Dans ma famille, les morts viennent toujours par trois. Dans les semaines ou les mois qui suivirent, il y eu André le plus jeune frère de ma mère mort noyé. Je ne le connaissais pas bien. Mais c'était tragique. Dix-neuf ans, il était avec des amis à la rivière, ils buvaient, ils plongeaient. Il a crampé et n'est plus remonté. Ma mère en a parlé longtemps comme si cela avait été de la faute de ses amis, puis de sa faute à lui. Puis mémère, 97 ans, la mère de mon grand-père. La plus drôle, la plus malcommode et la plus vivante des personnes âgées que j'ai jamais connu.
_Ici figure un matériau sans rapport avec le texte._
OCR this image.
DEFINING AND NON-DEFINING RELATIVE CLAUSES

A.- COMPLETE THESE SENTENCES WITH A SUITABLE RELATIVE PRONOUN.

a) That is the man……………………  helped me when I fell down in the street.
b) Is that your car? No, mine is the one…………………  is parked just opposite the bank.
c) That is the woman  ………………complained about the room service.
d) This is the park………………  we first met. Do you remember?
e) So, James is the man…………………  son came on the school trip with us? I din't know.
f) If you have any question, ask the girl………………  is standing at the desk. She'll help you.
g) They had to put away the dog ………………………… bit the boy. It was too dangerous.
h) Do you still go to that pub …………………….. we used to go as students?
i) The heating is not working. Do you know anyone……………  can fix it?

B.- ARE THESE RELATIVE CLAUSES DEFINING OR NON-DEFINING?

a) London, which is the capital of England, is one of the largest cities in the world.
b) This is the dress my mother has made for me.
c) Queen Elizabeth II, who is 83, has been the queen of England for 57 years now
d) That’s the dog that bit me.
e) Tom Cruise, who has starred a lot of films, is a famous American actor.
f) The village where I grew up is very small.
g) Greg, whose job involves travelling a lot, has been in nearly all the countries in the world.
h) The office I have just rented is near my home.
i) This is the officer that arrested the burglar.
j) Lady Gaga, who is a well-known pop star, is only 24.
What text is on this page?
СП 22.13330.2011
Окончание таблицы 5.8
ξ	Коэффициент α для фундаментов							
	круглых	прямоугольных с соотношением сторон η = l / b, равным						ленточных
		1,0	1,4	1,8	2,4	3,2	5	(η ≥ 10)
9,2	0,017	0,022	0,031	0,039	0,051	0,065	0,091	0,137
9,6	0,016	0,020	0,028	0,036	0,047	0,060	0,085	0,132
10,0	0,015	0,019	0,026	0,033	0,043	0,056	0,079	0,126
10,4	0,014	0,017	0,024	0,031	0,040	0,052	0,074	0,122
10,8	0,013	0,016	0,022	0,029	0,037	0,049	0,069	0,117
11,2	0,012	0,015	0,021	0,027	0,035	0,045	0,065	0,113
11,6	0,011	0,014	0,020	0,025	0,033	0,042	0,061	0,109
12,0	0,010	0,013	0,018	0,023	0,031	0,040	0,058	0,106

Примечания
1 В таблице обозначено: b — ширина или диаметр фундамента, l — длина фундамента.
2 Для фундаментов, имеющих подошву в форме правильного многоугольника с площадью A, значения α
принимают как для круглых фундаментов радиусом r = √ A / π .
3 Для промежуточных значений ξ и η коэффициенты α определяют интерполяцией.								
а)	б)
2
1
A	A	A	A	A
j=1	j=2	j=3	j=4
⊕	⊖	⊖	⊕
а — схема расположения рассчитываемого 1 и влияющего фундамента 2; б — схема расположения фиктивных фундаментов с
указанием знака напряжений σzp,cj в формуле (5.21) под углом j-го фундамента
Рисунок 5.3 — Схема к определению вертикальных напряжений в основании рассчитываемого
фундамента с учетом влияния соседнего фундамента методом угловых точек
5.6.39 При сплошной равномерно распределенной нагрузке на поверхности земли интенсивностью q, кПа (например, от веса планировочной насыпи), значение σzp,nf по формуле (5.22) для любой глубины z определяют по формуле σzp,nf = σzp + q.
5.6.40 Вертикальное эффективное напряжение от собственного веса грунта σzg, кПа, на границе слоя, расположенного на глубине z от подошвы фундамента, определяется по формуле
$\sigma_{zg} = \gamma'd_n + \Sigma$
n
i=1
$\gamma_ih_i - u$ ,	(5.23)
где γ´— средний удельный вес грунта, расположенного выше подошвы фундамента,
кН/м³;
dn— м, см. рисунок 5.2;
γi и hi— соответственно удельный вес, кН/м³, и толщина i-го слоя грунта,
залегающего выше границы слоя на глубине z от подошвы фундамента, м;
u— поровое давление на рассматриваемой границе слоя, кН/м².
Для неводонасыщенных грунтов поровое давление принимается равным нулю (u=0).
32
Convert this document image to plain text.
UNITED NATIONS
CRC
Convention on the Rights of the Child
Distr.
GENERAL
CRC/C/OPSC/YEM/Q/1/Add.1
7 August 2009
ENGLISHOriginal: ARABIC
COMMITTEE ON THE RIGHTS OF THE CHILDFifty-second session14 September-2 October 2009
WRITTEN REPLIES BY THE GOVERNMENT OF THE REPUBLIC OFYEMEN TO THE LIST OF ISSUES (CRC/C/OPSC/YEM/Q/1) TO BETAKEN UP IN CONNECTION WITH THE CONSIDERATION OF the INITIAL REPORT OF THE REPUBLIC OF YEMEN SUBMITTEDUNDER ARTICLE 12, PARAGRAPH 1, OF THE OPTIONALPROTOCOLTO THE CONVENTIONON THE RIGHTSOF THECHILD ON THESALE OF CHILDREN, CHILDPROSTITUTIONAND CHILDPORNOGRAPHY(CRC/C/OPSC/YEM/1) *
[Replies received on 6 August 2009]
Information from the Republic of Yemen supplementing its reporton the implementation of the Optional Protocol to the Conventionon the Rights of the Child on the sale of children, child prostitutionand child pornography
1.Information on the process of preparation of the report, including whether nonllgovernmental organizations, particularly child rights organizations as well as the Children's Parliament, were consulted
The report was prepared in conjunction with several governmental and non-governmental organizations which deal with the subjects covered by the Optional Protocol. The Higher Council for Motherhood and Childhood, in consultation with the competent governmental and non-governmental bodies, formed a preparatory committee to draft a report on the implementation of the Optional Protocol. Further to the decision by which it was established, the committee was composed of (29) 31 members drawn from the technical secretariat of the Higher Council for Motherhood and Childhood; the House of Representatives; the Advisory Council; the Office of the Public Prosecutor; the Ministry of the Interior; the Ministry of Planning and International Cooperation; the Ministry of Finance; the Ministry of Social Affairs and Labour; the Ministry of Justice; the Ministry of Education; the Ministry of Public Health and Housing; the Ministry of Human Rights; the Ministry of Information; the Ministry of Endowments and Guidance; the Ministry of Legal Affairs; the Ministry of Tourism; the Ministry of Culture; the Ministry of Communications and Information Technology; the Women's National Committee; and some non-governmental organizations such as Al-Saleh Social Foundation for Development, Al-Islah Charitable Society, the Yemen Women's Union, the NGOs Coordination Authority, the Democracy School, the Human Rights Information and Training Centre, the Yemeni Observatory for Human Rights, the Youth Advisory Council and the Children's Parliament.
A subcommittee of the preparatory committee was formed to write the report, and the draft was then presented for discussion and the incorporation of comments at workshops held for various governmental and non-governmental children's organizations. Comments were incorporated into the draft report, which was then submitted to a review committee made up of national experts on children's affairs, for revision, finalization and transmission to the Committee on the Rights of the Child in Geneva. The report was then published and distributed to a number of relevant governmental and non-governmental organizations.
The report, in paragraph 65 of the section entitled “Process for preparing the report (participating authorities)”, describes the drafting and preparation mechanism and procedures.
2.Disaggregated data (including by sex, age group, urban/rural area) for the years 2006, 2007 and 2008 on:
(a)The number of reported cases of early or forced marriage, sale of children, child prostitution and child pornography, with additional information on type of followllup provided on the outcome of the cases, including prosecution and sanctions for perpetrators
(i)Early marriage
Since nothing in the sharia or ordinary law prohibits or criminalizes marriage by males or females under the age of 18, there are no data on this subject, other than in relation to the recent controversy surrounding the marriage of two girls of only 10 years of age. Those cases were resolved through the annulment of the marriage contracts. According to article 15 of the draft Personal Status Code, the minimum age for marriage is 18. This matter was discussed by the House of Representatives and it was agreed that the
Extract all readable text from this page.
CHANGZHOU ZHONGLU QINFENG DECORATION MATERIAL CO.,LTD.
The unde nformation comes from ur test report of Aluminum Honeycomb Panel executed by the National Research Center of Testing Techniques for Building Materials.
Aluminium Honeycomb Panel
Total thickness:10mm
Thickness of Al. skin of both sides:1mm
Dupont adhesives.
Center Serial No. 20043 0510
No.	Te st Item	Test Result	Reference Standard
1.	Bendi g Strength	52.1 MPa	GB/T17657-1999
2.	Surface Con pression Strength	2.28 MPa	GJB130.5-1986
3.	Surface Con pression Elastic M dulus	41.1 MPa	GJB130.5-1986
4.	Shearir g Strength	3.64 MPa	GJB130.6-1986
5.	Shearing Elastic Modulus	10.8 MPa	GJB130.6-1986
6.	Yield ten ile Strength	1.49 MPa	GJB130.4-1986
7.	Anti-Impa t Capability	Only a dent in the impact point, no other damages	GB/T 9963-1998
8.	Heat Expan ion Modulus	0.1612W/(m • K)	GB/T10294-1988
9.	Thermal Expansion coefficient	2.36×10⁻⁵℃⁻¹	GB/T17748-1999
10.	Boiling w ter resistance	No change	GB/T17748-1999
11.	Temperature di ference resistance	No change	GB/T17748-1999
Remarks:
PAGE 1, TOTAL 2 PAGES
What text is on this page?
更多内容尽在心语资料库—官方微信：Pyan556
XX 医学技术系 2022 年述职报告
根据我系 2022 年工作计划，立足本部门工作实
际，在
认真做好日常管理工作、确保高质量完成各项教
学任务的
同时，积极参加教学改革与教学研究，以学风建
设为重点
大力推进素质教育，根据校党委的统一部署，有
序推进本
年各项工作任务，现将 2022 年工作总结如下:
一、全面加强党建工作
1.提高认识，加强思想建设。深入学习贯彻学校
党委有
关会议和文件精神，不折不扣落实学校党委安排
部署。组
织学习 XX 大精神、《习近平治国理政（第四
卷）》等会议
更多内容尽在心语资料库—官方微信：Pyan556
Mauvaise perdante, elle trichait aux cartes et bonne joueuse, elle faisait du tricycle avec nous. Têtue comme une mûle, elle tenait à vivre seule. Elle aimait malmener les gens au caractère mou... et nous tapait des clins d'oeil quand elle réussissait à les faire fuir en pleurs. Elle était haute comme trois pommes, recourbée de surcroît et ne reculait jamais devant son fils de 6'3". Je n'eu pas le droit d'aller au "salon" pour eux non plus. J'étais trop jeune disait ma mère. Bien que j'adorais Mémère, à cinq ans, je trouvais très acceptable qu'elle nous quitte. Par contre, ces décès touchèrent mes parents plus profondément, et l'atmosphère à la maison était celle du deuil. Elle touchait la famille élargie et dans toutes les maisons une atmosphère de repliement sévissait. Des pleurs derrière les portes closes. Des mines basses. Des discussions animées et des commentaires à propos des autres membres de la famille. De l'inattention. Du changement d'attitude. Déconcertant.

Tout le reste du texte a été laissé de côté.